William Booth soube compreender a necessidade de fazer da caridade um argumento maior de adesão aos Evangelhos, e da providencia social um passo a dar aqui na terra, nates da partida inevitável para a mão direita da de Deus. Ele não é o primeiro em sua organização a tomar consciência disso: O grito de guerra há vários anos se tornara o eco das inquietações dos “oficiais” diante do excesso de miséria e da impossibilidade de converter os esfomeados à religião. (MARX,1993,p.146) 
        A assistência social, como observa Roland Marx, foi uma grande aliada dos interesses dos religiosos por uma maior conversão dos marginalizados da sociedade. Hannah Chaplin fora uma dessas convertidas, num momento em que tudo o que havia construído em sua vida artística, inclusive uma relativa fama e prestígio, fora aos poucos perdidos. E o avanço da sua doença só acelerou o processo. A partir daí suas idas aos asilos psiquiátricos foram tornando-se mais freqüentes, até a sua internação definitiva, diagnosticada como loucura.

    Charlie, agora com sete anos de idade, conheceu a instituição que o fizera ter lembranças conflituosas até o fim da sua vida: a Escola de Hanwell para Crianças Órfãs e Indigentes, nas proximidades de Londres. 

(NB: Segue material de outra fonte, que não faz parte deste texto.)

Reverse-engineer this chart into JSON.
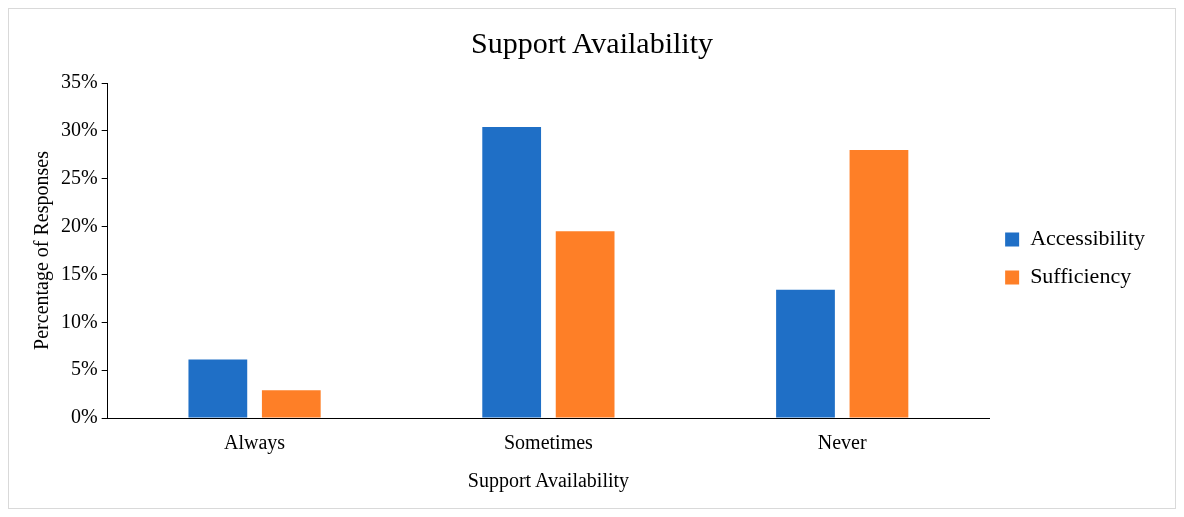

      Comparado à situação que as crianças pobres viviam nos cortiços de Londres, essas instituições de caridade eram, certamente, a melhor opção para que diversas crianças não passassem fome e até morressem pelas sarjetas das frias ruas da capital. Hanwell, nas memórias de Chaplin, não era um lugar desagradável o tempo todo, mas haviam situações as quais eram novas para uma criança que tivera outrora uma vida tão distinta da atual. 

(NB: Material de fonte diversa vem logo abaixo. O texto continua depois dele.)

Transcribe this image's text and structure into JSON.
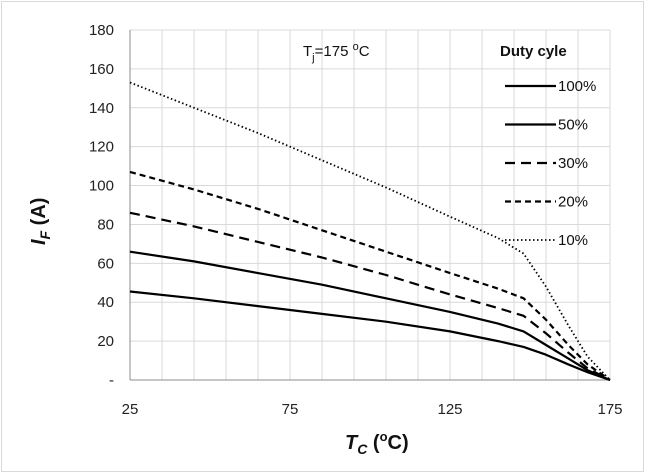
{
  "chart_data": {
    "type": "line",
    "xlim": [
      25,
      175
    ],
    "ylim": [
      0,
      180
    ],
    "x_ticks": [
      25,
      75,
      125,
      175
    ],
    "y_ticks": [
      0,
      20,
      40,
      60,
      80,
      100,
      120,
      140,
      160,
      180
    ],
    "y_tick_labels": [
      "-",
      "20",
      "40",
      "60",
      "80",
      "100",
      "120",
      "140",
      "160",
      "180"
    ],
    "grid": true,
    "x_minor_step": 10,
    "xlabel": {
      "main": "T",
      "sub": "C",
      "rest": " (",
      "sup": "o",
      "tail": "C)"
    },
    "ylabel": {
      "main": "I",
      "sub": "F",
      "rest": " (A)"
    },
    "annotation": {
      "main": "T",
      "sub": "j",
      "mid": "=175 ",
      "sup": "o",
      "tail": "C"
    },
    "legend_title": "Duty cyle",
    "legend_position": "top-right",
    "series": [
      {
        "name": "100%",
        "style": "solid",
        "x": [
          25,
          45,
          65,
          85,
          105,
          125,
          140,
          148,
          155,
          162,
          168,
          175
        ],
        "y": [
          45.5,
          42,
          38,
          34,
          30,
          25,
          20,
          17,
          13,
          8,
          4,
          0
        ]
      },
      {
        "name": "50%",
        "style": "solid",
        "x": [
          25,
          45,
          65,
          85,
          105,
          125,
          140,
          148,
          155,
          162,
          168,
          175
        ],
        "y": [
          66,
          61,
          55,
          49,
          42,
          35,
          29,
          25,
          18,
          11,
          5,
          0
        ]
      },
      {
        "name": "30%",
        "style": "dash",
        "x": [
          25,
          45,
          65,
          85,
          105,
          125,
          140,
          148,
          155,
          162,
          168,
          175
        ],
        "y": [
          86,
          79,
          71,
          63,
          54,
          44,
          37,
          33,
          24,
          14,
          6,
          0
        ]
      },
      {
        "name": "20%",
        "style": "shortdash",
        "x": [
          25,
          45,
          65,
          85,
          105,
          125,
          140,
          148,
          155,
          162,
          168,
          175
        ],
        "y": [
          107,
          98,
          88,
          77,
          66,
          55,
          47,
          42,
          31,
          18,
          8,
          0
        ]
      },
      {
        "name": "10%",
        "style": "dot",
        "x": [
          25,
          45,
          65,
          85,
          105,
          125,
          140,
          148,
          155,
          162,
          168,
          175
        ],
        "y": [
          153,
          140,
          127,
          113,
          99,
          84,
          73,
          65,
          48,
          28,
          12,
          0
        ]
      }
    ]
  }
}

   Embora em Hanwell fôssemos bem cuidados, nossa existência ali era muito desamparada. A tristeza andava no ar; estava naquelas alamedas campestres por onde caminhávamos, uma centena de meninos em fila dupla. Como me desagradavam esses passeios e as aldeias pelas quais passávamos toda gente nos encarando! Sabiam que éramos internos do booby hatch (prisão de bobos), termo de gíria com que designavam o asilo.

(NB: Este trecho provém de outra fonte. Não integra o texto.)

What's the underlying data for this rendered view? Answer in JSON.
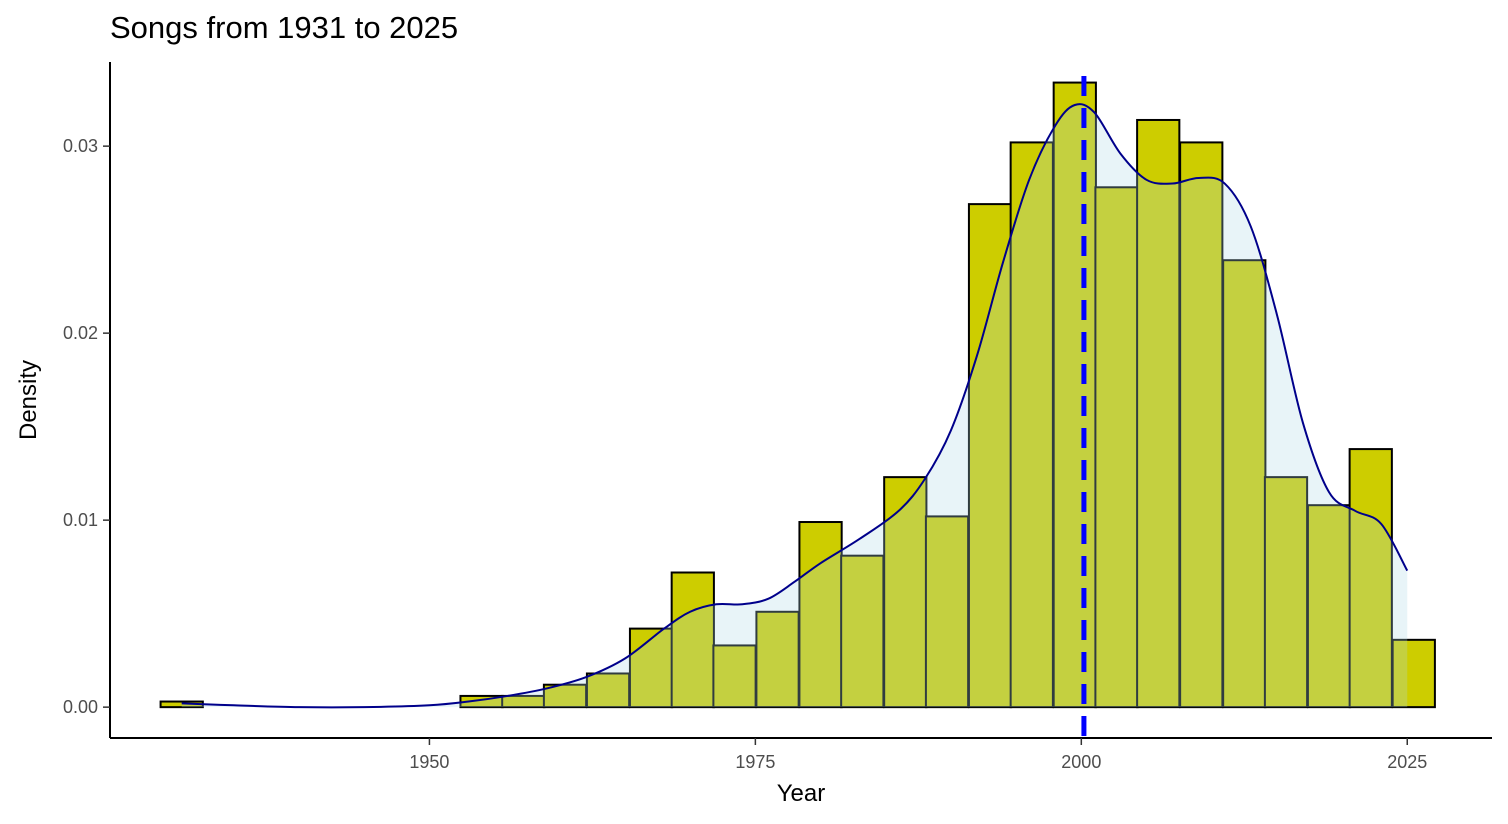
{
  "chart_data": {
    "type": "bar",
    "title": "Songs from 1931 to 2025",
    "xlabel": "Year",
    "ylabel": "Density",
    "xlim": [
      1925.5,
      2031.5
    ],
    "ylim": [
      -0.00165,
      0.0345
    ],
    "x_ticks": [
      1950,
      1975,
      2000,
      2025
    ],
    "x_tick_labels": [
      "1950",
      "1975",
      "2000",
      "2025"
    ],
    "y_ticks": [
      0.0,
      0.01,
      0.02,
      0.03
    ],
    "y_tick_labels": [
      "0.00",
      "0.01",
      "0.02",
      "0.03"
    ],
    "bin_width": 3.24,
    "bin_centers": [
      1931.0,
      1954.0,
      1957.2,
      1960.4,
      1963.7,
      1967.0,
      1970.2,
      1973.4,
      1976.7,
      1980.0,
      1983.2,
      1986.5,
      1989.7,
      1993.0,
      1996.2,
      1999.5,
      2002.7,
      2005.9,
      2009.2,
      2012.5,
      2015.7,
      2019.0,
      2022.2,
      2025.5
    ],
    "values": [
      0.0003,
      0.0006,
      0.0006,
      0.0012,
      0.0018,
      0.0042,
      0.0072,
      0.0033,
      0.0051,
      0.0099,
      0.0081,
      0.0123,
      0.0102,
      0.0269,
      0.0302,
      0.0334,
      0.0278,
      0.0314,
      0.0302,
      0.0239,
      0.0123,
      0.0108,
      0.0138,
      0.0036
    ],
    "density_curve": {
      "x": [
        1931,
        1935,
        1940,
        1945,
        1950,
        1953,
        1956,
        1959,
        1962,
        1965,
        1968,
        1970,
        1972,
        1974,
        1976,
        1978,
        1980,
        1983,
        1986,
        1988,
        1990,
        1992,
        1994,
        1996,
        1998,
        1999.5,
        2001,
        2003,
        2005,
        2007,
        2009,
        2011,
        2013,
        2015,
        2017,
        2019,
        2021,
        2023,
        2025
      ],
      "y": [
        0.0002,
        0.0001,
        0.0,
        0.0,
        0.0001,
        0.0003,
        0.0006,
        0.001,
        0.0016,
        0.0026,
        0.0042,
        0.0051,
        0.0055,
        0.0055,
        0.0058,
        0.0067,
        0.0077,
        0.009,
        0.0105,
        0.0122,
        0.0148,
        0.0188,
        0.0238,
        0.0282,
        0.0311,
        0.0322,
        0.0318,
        0.0296,
        0.0282,
        0.028,
        0.0283,
        0.028,
        0.0257,
        0.021,
        0.0152,
        0.0115,
        0.0105,
        0.0098,
        0.0073
      ]
    },
    "mean_line_x": 2000.2,
    "colors": {
      "bar_fill": "#cdcd00",
      "bar_stroke": "#000000",
      "density_fill": "#add8e6",
      "density_line": "#00008b",
      "mean_line": "#0000ff"
    }
  }
}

      Ele lembrara, sobretudo, dos momentos de repreensão ao comportamento das crianças, utilizando de castigos físicos para aqueles que cometessem ou mesmo fossem acusados de alguma travessura na instituição. 

         Essas instituições representavam não apenas o auxílio social para as pessoas mais carentes da sociedade, mas uma forma de controle dos corpos, oriundo da disciplina e do aprisionamento dos indivíduos.

    Numa foto-biografia, lançada em 1974, intitulada “My life in pictures”, Chaplin disponibiliza ao público fotografia raras, do acervo pessoal, quando ainda era um menino simples da Inglaterra vitoriana, incluindo, também outras imagens registradas nos momentos áureos de sua carreira.


Capa da rara foto-biografia de Charles Chaplin
Fonte: imagem digitalizada
      Nesta obra, pode-se ver, com grande destaque, a fachada do Orfanato de Hanwell e, acompanhando essa imagem, outras duas fotografias de lugares que fizeram parte de dois momentos marcantes para o jovem Chaplin: O Lambeth Workhouse, asilo de pobres, onde fora levado junto à mãe e o irmão, para poderem ter o mínimo de assistência (moradia e comida) em tempos de crise e a casa de número 287, residência do pai, na luxuosa Kennington Road.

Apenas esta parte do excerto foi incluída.